I continue to futz around with the data from the Metadata MOOC.
About 2 weeks ago, I was interviewed for this story in the UNC University Gazette. (It’s a good story, you should read it. And not because I’m quoted… honestly, Don Hornstein said much more intelligent things than I did.) Anyway, one of the questions the reporter asked me was: What was the breakdown of countries the students were in? And, somewhat to my embarrassment, I couldn’t answer the question. We have that data; I just hadn’t run the numbers. So I wanted to actually answer that question. Plus, it gave me an excuse to use the map view in Tableau.
On the pre-course survey, we asked the following questions:
- In which country do you reside?
- If you answered that you live in the United States, in which state or territory do you reside?

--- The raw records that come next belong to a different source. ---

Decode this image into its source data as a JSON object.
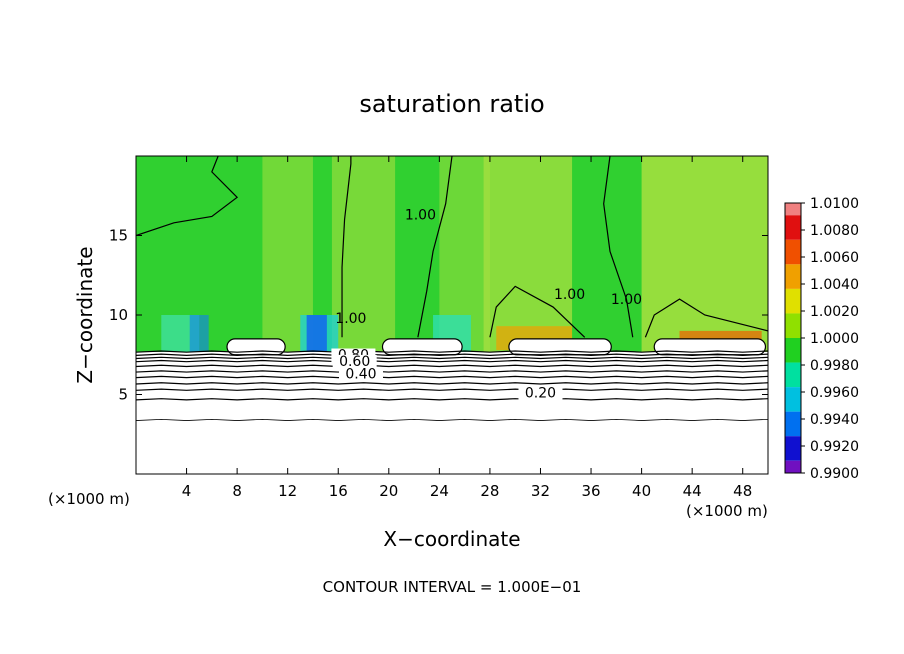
{
  "chart_data": {
    "type": "heatmap",
    "title": "saturation ratio",
    "xlabel": "X−coordinate",
    "ylabel": "Z−coordinate",
    "x_unit_left": "(×1000 m)",
    "x_unit_right": "(×1000 m)",
    "footer": "CONTOUR INTERVAL = 1.000E−01",
    "xlim": [
      0,
      50
    ],
    "ylim": [
      0,
      20
    ],
    "x_ticks": [
      4,
      8,
      12,
      16,
      20,
      24,
      28,
      32,
      36,
      40,
      44,
      48
    ],
    "y_ticks": [
      5,
      10,
      15
    ],
    "colorbar": {
      "min": 0.99,
      "max": 1.01,
      "labels": [
        "1.0100",
        "1.0080",
        "1.0060",
        "1.0040",
        "1.0020",
        "1.0000",
        "0.9980",
        "0.9960",
        "0.9940",
        "0.9920",
        "0.9900"
      ],
      "colors": [
        "#f08080",
        "#e01010",
        "#f05000",
        "#f0a000",
        "#e0e000",
        "#90e000",
        "#20d020",
        "#00e0a0",
        "#00c0e0",
        "#0070f0",
        "#1010d0",
        "#7010c0"
      ]
    },
    "contour_labels": [
      {
        "text": "1.00",
        "x": 22.5,
        "z": 16.0
      },
      {
        "text": "1.00",
        "x": 34.3,
        "z": 11.0
      },
      {
        "text": "1.00",
        "x": 38.8,
        "z": 10.7
      },
      {
        "text": "1.00",
        "x": 17.0,
        "z": 9.5
      },
      {
        "text": "0.80",
        "x": 17.2,
        "z": 7.2
      },
      {
        "text": "0.60",
        "x": 17.3,
        "z": 6.8
      },
      {
        "text": "0.40",
        "x": 17.8,
        "z": 6.0
      },
      {
        "text": "0.20",
        "x": 32.0,
        "z": 4.8
      }
    ],
    "profile_contour_levels_z": [
      3.4,
      4.7,
      5.3,
      5.7,
      6.1,
      6.45,
      6.8,
      7.1,
      7.3,
      7.5,
      7.7
    ]
  }
}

Now, I have to warn you, I consider this kind of self-reported data to be extremely suspect. I have a friend who, when online services asked him to create a profile, always used to represent himself as a 14-year-old girl from Bolivia. (Probably best not to speculate about what that says about this particular friend.) Point is, some people are going to misrepresent personal data about themselves. (Though I don’t see what the motivation would be for a Coursera student to do that, especially not on a course survey, given that they’ve already created a profile with Coursera. Not that we cross-checked. But still.) Furthermore, even if we assume that all Coursera students are fundamentally honest, these questions were asked as drop-down menus, and there are what, on the order of 200 countries in the world? It would be very easy for someone’s mouse to slip, and accidentally select the wrong country.
For these reasons I am extremely skeptical about all forms of self-reported data from surveys. That said, though, this data about enrollment around the world corresponds to other MOOC enrollment data I’ve seen. Where are most of the students? In the US, and to the tune of almost an order of magnitude more than in any other country. Canada comes in a distant second, followed by India and Europe. I did well in Australia. Brazil puts in a good showing, as does Russia. China, not so much: so much for the BRIC countries. I’m also not big in Japan.
It’s equally interesting to see what countries aren’t represented. The obvious voids are in Africa… though there are more nations represented in equatorial Africa than I’d have expected. There’s another gap in the ‘Stans. Southeast Asia is spotty. And I get no love from Greenland… though that hardly counts, as the population of Greenland is even less than that of North Dakota, where I also get no love.
It makes sense which states are best represented here: California, New York, North Carolina, Texas, Virginia… all states with large populations and at least one Information Science program each. (CA, NC, & TX have several.) Though I haven’t yet looked to see who in these states took the course: do they work in the field, are they in an academic program in the field? Or are there just a lot of Californians who have a general interest in metadata? Maybe that’ll be my next analysis.